Положительные тенденции
Положительные тенденции сегодня — это не тенденции, а скорее отдельные факты. Например, отменили реестр блогеров. Сначала этим реестром всех пугали. По задумке, как только человек попадал в реестр, от него требовалось соблюдение закона о СМИ, так же, как от редакций крупных изданий. Но закон провалился. Реестр создали, Роскомнадзор его какое-то время вел, но в этот реестр попадали по закону все пользователи интернета, у которых в день более трех тысяч посетителей. А под этот критерий попадали твиттер Дмитрия Медведева, твиттер самого Роскомнадзора и множество других. В какой-то момент Роскомнадзор начал успокаивать граждан, говорить, что они не собираются заносить в реестр абсолютно всех блогеров. Мол, этот реестр задумывался только для «политических» блогеров, а не тех, кто, условно, пишет про котиков. То есть они фактически признали, что собираются применять закон избирательно, что еще хуже. Но с января этого года реестр блогеров отменили. Это радует.
А больше положительного особенно сказать нечего. Не так давно вступил в силу «закон Яровой». Положителен в этой связи только тот факт, что пока физически просто невозможно его исполнить. По закону операторы обязаны хранить весь трафик абсолютно всех пользователей сотовой связи, мобильного и домашнего интернета до 6 месяцев. И в течение трех лет хранить все данные о соединениях — то есть с кем ты разговаривал сколько раз, сколько ты был активен в сети, по каким направлениям, что скачивал, на какие сайты ходил. За неисполнение закона провайдерам грозят безумные штрафы и потеря лицензии. Но чтобы хранить эту гигантскую кучу информации, им необходимо покупать новое, очень дорогостоящее оборудование. Четыре крупных оператора уже заявили, что не собираются самостоятельно нести эти дополнительные расходы. Так что мы все ожидаем увеличения тарифов на интернет и мобильную связь.

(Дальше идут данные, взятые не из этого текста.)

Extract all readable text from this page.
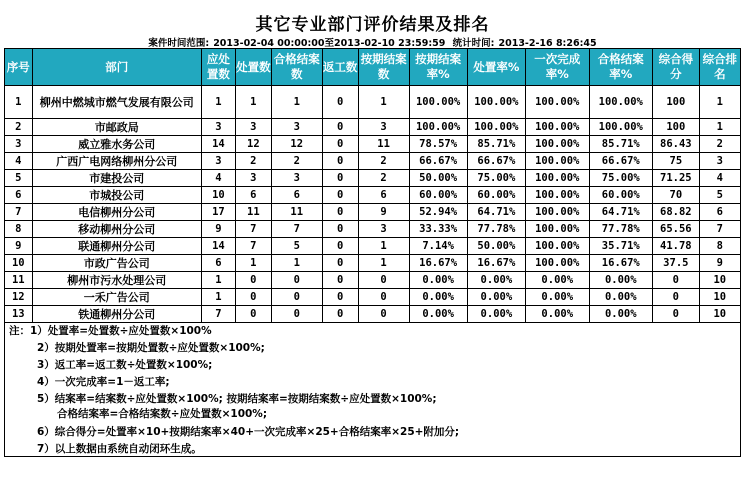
其它专业部门评价结果及排名
案件时间范围: 2013-02-04 00:00:00至2013-02-10 23:59:59 统计时间: 2013-2-16 8:26:45
序号	部门	应处置数	处置数	合格结案数	返工数	按期结案数	按期结案率%	处置率%	一次完成率%	合格结案率%	综合得分	综合排名
1	柳州中燃城市燃气发展有限公司	1	1	1	0	1	100.00%	100.00%	100.00%	100.00%	100	1
2	市邮政局	3	3	3	0	3	100.00%	100.00%	100.00%	100.00%	100	1
3	威立雅水务公司	14	12	12	0	11	78.57%	85.71%	100.00%	85.71%	86.43	2
4	广西广电网络柳州分公司	3	2	2	0	2	66.67%	66.67%	100.00%	66.67%	75	3
5	市建投公司	4	3	3	0	2	50.00%	75.00%	100.00%	75.00%	71.25	4
6	市城投公司	10	6	6	0	6	60.00%	60.00%	100.00%	60.00%	70	5
7	电信柳州分公司	17	11	11	0	9	52.94%	64.71%	100.00%	64.71%	68.82	6
8	移动柳州分公司	9	7	7	0	3	33.33%	77.78%	100.00%	77.78%	65.56	7
9	联通柳州分公司	14	7	5	0	1	7.14%	50.00%	100.00%	35.71%	41.78	8
10	市政广告公司	6	1	1	0	1	16.67%	16.67%	100.00%	16.67%	37.5	9
11	柳州市污水处理公司	1	0	0	0	0	0.00%	0.00%	0.00%	0.00%	0	10
12	一禾广告公司	1	0	0	0	0	0.00%	0.00%	0.00%	0.00%	0	10
13	铁通柳州分公司	7	0	0	0	0	0.00%	0.00%	0.00%	0.00%	0	10
注：1）处置率=处置数÷应处置数×100%
2）按期处置率=按期处置数÷应处置数×100%;
3）返工率=返工数÷处置数×100%;
4）一次完成率=1－返工率;
5）结案率=结案数÷应处置数×100%; 按期结案率=按期结案数÷应处置数×100%;
合格结案率=合格结案数÷应处置数×100%;
6）综合得分=处置率×10+按期结案率×40+一次完成率×25+合格结案率×25+附加分;
7）以上数据由系统自动闭环生成。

Что касается сентябрьского Постановления ВС РФ [о судебной практике по уголовным делам о преступлениях экстремистской направленности]: мне кажется, что для нормального правосудия то, что разъяснил Верховный Суд, и так было понятно. Суды, безусловно, [и раньше] должны были полностью рассматривать контекст написанного, учитывать характер мировоззрения подсудимого. Должны были [рассматривать вопрос о том,] солидаризируется ли он с публикацией или ее критикует, ставит под ней «лайк» или, наоборот, пишет «смотрите, какой ужас». То, что суды раньше этого не делали (и не факт, что будут это делать теперь), — это было демонстрацией абсолютно формального подхода. А он, к большому сожалению, проявляется по большинству уголовных дел, и административных тоже.